One might have expected the Soviet Union to be decidedly negative toward the James Bond franchise as soon as it hit silver screens.

After all, Russian spies were often cast as the villains, even if they were sometimes just getting in 007’s way as he hunted down bigger game. And of course, the character himself represented everything Communists professed to hate about Western society.

So it’s hardly a surprise that Izvestiya – the U.S.S.R.’s newspaper of record from 1917 until the bloc’s 1991 demise – was ready to slam Sean Connery’s portrayal of Bond when the first movie, Dr. No, premiered in the U.K. on Oct. 5, 1962. Much more of a surprise was that the review had been published five months earlier.

The original May 1962 article was titled “Love and Horrors,” the Spectator reports, and the author demanded: “Who’s interested in this rubbish?” They went on to describe Bond creator Ian Fleming, himself a former intelligence officer, as “a retired spy who has turned mediocre writer.”

Fleming enjoyed the roasting so much he attempted to have it printed on the back cover of his next Bond novel, On Her Majesty’s Secret Service, only for the publisher to refuse. But a mystery remained: “Who at Izvestiya had managed to see the film so early – and how?" the Spectator report asks. “It is an example of cultural espionage worthy of a Bond novel itself.”

There could have been a Russian spy embedded in the movie production team, or among the wide range of media and publicity bodies involved in the project. But it’s just as possible that the piece was built from sheer speculation. After all, what would an official Communist mouthpiece be expected to say about a Bond movie?

In the British World War I comedy Blackadder Goes Forth, a British general describes German spies as “filthy Hun weasels fighting their dirty underhand war,” and in the next breath calls his agents “splendid fellows, brave heroes, risking life and limb for Blighty.”

Alternatively, someone might have simply read the book, guessing that the movie wouldn’t be significantly different, and just chanced to be right on a rare occasion. Its function was almost certainly more political than artistic, no matter what.

As the Spectator went on to report, a slightly more thoughtful reviewer named Maya Turovskaya later offered “a very shrewd and prescient piece of commentary on the Bond ‘brand’ that is as valid today” for the Russian magazine Novy Mir. She wrote: “Philistine pragmatism takes over in Fleming’s novels. They tend to be indiscriminate, to combine elements of all sorts of sensationalism – political action and thriller, science fiction and advertising brochure, a fashion magazine and nudist film.
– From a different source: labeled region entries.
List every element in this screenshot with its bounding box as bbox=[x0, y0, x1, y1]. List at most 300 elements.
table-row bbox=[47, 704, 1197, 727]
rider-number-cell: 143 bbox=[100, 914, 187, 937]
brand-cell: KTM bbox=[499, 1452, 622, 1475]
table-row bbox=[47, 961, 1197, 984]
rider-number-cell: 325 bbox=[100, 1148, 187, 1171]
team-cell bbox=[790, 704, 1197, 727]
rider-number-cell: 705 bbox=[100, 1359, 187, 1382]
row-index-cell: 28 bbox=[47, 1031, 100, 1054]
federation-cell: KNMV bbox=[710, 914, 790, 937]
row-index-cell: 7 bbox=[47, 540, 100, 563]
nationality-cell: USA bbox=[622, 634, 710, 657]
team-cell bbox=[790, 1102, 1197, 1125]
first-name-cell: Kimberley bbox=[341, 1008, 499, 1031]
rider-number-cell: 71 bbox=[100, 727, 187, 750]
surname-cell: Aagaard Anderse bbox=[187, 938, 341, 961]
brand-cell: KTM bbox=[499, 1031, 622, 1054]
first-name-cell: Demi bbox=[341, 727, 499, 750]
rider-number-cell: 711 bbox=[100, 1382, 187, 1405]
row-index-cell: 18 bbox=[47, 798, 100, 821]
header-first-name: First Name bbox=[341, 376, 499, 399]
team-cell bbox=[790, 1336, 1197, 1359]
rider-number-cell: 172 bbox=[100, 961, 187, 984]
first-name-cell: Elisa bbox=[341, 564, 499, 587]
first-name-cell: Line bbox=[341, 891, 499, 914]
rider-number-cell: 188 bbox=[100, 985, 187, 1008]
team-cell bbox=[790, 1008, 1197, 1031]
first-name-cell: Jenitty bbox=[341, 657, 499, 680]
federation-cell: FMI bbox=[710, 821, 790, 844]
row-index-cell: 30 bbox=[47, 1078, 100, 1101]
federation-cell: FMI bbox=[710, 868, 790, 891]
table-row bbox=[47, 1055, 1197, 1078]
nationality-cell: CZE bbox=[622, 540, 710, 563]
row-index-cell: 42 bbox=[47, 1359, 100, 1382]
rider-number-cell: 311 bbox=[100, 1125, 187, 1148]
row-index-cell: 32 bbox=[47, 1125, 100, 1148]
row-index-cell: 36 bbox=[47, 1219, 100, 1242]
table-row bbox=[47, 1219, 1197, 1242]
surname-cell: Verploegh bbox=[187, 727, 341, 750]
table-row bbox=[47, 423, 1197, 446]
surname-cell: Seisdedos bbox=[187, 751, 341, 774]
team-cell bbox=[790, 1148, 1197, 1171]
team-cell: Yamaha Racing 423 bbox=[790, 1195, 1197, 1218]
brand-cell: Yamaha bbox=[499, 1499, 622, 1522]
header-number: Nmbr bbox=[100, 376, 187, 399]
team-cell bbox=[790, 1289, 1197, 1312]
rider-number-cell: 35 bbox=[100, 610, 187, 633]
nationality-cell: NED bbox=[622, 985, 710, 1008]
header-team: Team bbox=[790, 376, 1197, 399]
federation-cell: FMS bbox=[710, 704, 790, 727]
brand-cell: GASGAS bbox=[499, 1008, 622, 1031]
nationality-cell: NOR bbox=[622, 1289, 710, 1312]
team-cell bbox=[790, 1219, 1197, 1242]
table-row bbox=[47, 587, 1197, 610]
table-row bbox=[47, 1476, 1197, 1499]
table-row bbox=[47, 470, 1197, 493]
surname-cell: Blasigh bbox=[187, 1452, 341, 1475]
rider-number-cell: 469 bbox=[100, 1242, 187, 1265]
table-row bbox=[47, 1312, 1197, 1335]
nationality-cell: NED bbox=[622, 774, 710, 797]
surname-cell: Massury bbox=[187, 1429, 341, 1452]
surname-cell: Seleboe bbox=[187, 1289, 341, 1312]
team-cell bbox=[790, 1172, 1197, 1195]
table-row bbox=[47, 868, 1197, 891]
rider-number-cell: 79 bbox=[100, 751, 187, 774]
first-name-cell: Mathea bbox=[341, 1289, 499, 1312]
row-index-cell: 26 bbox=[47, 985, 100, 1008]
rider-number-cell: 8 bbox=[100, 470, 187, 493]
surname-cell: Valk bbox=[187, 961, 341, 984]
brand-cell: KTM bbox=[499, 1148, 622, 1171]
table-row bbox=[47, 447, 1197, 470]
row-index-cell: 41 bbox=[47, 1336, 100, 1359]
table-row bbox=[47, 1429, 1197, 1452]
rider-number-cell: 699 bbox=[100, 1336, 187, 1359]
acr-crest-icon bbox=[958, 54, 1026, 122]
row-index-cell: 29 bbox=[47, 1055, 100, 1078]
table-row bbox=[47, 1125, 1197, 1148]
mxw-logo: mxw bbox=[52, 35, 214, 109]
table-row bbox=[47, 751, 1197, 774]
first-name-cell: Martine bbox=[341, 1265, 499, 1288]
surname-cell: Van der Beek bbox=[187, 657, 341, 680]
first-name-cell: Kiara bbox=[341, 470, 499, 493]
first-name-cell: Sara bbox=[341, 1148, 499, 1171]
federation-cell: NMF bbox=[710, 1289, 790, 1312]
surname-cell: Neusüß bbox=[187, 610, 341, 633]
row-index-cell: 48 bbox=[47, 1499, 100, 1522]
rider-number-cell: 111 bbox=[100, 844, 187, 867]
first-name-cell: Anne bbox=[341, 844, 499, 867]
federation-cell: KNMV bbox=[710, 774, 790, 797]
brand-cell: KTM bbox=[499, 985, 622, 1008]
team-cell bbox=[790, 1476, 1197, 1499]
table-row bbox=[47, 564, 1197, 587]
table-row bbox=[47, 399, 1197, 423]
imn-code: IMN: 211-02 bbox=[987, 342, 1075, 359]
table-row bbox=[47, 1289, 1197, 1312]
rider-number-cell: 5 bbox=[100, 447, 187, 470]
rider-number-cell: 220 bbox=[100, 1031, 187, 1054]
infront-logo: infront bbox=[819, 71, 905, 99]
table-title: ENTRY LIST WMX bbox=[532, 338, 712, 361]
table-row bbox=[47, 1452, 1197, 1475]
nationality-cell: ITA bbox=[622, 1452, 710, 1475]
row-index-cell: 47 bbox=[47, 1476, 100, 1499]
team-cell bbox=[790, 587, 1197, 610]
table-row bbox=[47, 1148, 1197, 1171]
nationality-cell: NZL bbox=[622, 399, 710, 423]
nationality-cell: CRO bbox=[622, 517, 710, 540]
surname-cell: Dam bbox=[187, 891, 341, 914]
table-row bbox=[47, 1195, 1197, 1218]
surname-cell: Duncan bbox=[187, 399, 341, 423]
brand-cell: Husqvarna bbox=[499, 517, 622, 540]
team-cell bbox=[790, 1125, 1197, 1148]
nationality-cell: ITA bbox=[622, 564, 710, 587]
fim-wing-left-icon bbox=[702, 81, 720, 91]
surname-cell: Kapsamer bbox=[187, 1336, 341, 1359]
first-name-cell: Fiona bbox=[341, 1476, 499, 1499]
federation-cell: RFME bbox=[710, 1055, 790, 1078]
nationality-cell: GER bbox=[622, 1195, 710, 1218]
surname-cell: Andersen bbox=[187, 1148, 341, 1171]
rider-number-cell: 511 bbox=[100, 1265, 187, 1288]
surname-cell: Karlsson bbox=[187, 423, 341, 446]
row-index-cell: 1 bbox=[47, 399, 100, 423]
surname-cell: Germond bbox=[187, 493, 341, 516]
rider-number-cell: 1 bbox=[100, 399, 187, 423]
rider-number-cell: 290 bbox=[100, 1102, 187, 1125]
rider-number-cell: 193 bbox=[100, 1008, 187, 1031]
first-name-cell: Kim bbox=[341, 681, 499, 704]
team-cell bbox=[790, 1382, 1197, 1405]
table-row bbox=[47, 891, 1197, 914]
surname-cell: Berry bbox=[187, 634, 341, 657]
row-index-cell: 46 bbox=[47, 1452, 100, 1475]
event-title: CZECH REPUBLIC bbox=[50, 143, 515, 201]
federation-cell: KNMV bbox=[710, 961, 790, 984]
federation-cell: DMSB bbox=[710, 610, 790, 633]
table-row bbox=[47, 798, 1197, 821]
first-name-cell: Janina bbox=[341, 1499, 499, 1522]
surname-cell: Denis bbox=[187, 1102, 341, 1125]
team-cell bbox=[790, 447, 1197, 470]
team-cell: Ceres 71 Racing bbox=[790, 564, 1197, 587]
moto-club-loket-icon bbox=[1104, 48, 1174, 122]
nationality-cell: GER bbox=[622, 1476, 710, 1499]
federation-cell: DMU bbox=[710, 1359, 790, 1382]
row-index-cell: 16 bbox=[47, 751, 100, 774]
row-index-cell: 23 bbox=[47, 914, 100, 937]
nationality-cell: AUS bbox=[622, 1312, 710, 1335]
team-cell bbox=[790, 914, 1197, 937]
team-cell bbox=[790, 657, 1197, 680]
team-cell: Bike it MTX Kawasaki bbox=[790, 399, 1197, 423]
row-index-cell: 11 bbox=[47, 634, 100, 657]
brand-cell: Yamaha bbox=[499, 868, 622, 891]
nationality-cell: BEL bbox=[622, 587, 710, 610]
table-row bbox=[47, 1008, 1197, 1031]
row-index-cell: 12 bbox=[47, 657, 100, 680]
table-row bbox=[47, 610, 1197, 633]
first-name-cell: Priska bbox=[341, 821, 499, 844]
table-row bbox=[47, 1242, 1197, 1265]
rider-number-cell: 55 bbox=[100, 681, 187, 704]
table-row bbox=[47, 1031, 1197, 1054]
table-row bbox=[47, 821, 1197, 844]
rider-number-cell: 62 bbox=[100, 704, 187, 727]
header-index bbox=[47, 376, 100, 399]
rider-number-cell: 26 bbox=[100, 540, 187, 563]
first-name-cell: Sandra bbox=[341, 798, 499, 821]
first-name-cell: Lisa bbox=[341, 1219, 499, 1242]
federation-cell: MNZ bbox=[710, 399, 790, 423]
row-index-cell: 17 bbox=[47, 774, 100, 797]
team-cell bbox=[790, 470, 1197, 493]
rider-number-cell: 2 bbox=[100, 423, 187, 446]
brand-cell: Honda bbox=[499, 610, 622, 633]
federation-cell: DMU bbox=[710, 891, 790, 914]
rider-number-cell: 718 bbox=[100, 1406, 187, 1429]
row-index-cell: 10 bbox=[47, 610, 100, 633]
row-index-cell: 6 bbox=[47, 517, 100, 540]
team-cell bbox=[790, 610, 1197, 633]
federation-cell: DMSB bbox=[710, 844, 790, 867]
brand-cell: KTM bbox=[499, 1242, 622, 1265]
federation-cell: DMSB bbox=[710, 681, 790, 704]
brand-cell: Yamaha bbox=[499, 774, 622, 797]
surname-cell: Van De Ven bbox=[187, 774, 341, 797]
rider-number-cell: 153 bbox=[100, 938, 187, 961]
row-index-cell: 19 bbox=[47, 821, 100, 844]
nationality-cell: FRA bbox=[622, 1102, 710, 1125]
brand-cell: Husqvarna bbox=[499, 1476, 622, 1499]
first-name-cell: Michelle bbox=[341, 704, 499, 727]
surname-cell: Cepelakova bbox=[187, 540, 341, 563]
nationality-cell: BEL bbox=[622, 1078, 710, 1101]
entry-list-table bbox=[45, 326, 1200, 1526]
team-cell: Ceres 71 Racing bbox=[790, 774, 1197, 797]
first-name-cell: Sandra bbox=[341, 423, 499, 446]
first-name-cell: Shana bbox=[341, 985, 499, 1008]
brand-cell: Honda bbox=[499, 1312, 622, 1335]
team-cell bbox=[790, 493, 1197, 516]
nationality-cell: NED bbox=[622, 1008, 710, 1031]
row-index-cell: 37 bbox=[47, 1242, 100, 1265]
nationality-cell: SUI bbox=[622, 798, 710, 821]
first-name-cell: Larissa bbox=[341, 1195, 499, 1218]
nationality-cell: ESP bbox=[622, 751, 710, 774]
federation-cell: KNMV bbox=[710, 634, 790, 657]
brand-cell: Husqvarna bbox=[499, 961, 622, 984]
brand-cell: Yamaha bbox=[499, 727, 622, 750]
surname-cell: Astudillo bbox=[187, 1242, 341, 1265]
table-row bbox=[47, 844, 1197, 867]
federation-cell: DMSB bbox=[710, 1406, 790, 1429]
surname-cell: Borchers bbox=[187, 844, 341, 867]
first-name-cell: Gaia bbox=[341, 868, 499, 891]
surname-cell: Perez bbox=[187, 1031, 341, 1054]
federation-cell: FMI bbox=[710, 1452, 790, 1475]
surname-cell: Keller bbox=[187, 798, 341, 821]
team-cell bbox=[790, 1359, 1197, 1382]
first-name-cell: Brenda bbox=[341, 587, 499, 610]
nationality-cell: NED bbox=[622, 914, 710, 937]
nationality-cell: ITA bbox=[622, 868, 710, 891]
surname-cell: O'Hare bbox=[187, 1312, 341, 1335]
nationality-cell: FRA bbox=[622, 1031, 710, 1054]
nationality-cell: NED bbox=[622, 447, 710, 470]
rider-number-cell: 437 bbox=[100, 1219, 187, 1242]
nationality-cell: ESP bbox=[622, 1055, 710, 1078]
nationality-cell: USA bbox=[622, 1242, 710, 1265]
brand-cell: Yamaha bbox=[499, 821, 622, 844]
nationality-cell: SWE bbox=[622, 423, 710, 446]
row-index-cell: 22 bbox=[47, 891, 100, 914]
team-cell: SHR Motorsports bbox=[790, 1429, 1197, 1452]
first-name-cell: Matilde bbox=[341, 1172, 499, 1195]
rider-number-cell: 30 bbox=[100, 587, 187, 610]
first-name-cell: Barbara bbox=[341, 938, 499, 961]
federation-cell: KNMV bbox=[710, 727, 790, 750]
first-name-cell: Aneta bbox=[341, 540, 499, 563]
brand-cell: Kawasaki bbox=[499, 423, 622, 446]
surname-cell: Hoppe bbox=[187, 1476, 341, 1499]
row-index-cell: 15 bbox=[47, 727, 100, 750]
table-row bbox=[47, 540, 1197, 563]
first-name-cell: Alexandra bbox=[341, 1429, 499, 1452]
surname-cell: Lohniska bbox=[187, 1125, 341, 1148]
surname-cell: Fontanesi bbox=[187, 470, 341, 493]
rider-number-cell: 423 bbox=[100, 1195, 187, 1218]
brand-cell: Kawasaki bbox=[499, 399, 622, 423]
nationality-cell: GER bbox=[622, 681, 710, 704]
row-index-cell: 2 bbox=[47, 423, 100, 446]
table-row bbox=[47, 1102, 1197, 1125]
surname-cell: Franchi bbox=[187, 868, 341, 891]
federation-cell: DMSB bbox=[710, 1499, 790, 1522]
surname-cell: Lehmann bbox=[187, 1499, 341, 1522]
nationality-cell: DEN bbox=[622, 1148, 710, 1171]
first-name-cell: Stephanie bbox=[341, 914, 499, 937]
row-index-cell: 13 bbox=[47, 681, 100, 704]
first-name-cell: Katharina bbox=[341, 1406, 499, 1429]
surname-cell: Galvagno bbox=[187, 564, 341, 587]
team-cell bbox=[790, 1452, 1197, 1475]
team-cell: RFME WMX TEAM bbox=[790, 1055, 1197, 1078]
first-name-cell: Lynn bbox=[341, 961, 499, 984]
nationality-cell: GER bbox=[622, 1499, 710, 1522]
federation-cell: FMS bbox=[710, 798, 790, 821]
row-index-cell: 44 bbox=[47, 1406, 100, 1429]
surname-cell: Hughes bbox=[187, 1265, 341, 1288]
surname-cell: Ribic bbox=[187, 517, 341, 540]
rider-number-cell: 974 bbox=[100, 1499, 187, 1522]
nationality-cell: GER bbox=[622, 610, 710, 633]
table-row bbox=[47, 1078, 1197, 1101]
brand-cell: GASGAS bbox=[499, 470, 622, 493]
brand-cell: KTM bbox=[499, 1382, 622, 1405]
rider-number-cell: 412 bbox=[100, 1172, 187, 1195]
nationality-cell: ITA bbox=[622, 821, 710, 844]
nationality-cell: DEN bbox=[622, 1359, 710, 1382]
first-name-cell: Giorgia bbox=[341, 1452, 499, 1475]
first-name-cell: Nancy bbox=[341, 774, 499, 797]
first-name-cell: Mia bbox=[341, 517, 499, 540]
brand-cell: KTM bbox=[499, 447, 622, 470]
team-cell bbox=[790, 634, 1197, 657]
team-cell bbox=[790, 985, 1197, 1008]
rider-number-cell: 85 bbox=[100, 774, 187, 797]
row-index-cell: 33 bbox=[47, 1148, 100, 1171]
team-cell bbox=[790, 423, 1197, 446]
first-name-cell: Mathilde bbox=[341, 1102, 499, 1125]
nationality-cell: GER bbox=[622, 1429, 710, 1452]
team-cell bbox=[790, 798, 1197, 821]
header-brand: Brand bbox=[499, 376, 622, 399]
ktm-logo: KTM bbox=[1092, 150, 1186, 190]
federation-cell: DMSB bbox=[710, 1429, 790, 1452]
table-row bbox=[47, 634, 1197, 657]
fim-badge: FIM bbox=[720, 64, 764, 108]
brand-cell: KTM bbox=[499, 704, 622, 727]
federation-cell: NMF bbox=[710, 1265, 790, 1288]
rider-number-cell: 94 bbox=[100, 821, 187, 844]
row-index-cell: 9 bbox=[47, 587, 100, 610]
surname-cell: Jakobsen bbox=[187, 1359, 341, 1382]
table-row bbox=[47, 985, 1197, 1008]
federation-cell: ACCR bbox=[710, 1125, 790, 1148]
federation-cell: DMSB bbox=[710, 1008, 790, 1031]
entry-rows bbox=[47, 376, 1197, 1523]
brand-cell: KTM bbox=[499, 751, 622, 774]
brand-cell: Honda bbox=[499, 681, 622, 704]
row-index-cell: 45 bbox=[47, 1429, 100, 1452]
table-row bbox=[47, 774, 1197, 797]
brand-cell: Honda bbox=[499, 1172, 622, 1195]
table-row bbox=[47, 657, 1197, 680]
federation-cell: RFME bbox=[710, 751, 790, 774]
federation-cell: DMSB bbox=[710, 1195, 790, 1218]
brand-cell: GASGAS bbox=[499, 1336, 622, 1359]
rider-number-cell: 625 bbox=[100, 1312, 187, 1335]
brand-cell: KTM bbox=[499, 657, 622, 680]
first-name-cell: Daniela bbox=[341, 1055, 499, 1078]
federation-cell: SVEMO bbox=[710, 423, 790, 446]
“This, briefly, is the secret of the genre, of popularity in its modern shape,” Turovskaya added. “Had it not been for the screen, Bond would have been lost among all the other spy characters out there. A nobody. It was the film industry that made him a myth.”

The Soviet Union was forged in 1922 and collapsed nearly 70 years later. The 007 franchise reaches its 60th birthday later in 2022, but just like the Communist empire, the character has been subject to greater scrutiny and pressure as time passed. It remains to be seen if James Bond can survive longer than the political force that so often provided inspiration.